With that statement in mind, consider the following landscape in the Malaysian market.

As with all codeshare and frequent flyer agreements, when Airline X puts their passenger on Airline Z — Airline Z will have all of Airline X’s passenger information, including their loyalty program tier information.

Generally, there are provisions in FFP agreements to prevent the other airline from launching a co-brand credit product in the other airlines’ markets, prohibit customer poaching and other various protections that exist to assist both parties.

Which means that Emirates knows when a top-tier Malaysia Airlines Enrich member is flying with them and what status that person holds with Malaysia Airlines Enrich.

There can be a logical assumption that Emirates is playing the game and leveraging on their airline-wide loyalty data by knowing who their Malaysian customers are, and where their Malaysian customers originate on itineraries.

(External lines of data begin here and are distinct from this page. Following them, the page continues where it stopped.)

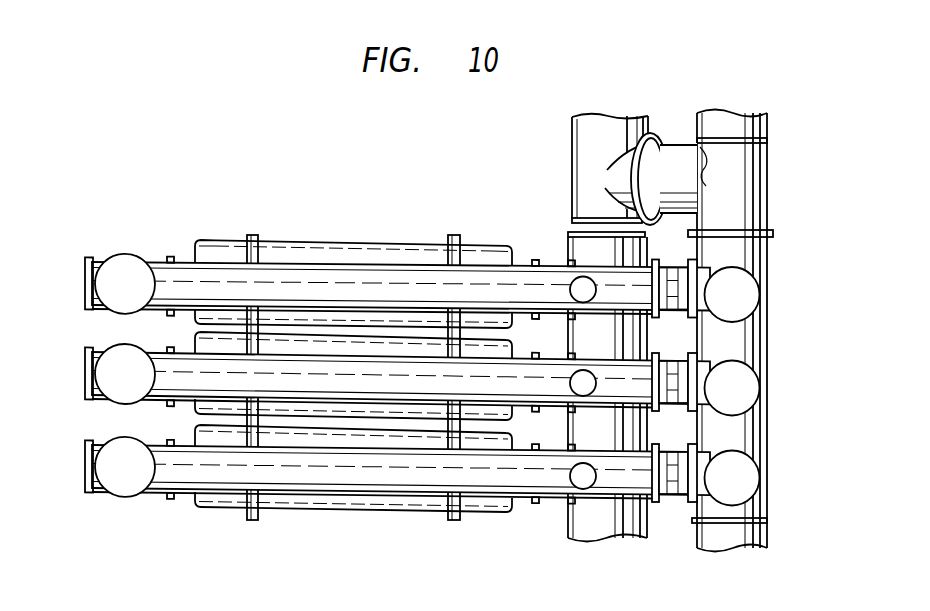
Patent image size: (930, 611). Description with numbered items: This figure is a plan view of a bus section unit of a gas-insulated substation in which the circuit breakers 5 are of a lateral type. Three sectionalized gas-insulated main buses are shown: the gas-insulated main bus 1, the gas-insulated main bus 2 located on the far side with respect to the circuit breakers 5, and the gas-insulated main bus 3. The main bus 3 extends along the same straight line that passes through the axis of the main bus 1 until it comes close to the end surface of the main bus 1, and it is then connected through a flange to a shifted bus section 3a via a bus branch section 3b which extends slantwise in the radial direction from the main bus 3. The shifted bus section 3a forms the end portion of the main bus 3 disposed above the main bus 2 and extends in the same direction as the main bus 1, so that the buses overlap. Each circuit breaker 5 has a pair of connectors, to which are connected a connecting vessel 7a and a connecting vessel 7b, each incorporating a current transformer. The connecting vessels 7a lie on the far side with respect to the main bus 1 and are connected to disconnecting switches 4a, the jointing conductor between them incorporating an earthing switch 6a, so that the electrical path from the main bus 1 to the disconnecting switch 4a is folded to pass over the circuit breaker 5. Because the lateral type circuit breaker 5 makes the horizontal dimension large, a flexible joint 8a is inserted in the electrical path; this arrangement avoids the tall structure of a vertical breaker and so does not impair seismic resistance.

The gas-insulated main bus 1 is at (568, 535).
The gas-insulated main bus 2 is at (757, 119).
The gas-insulated main bus 3 is at (570, 169).
The shifted bus section 3a is at (762, 340).
The bus branch section 3b is at (682, 142).
The disconnecting switch 4a is at (745, 270).
The circuit breaker 5 is at (346, 250).
The earthing switch 6a is at (573, 280).
The connecting vessel 7a is at (208, 242).
The connecting vessel 7b is at (480, 254).
The flexible joint 8a is at (676, 498).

If Emirates can see Malaysia Airlines passengers originating in Penang, and/or Malaysia Airlines passengers originating in Singapore (JHB pax perhaps), there could be a strong commercial proposition to cut Malaysia Airlines out of premium revenues meet market demand.

Breaking it all down

The key to growing the loyalty base, increasing loyalty attributable revenue, and assisting the airline in growing the network strategy – is for the airline (not just the loyalty program) to fully understand the passenger base.

While airline loyalty programs do an excellent job at monetizing their existing loyalty members, there are fresh, lucrative opportunities in applying a new thought-logic to the non-loyalty member base.

Understanding who the non-program members are, where they live, where they spend, their habits, drivers and behaviours – will ultimately assist the airline in delivering more value to all passengers, and not just the elite member base.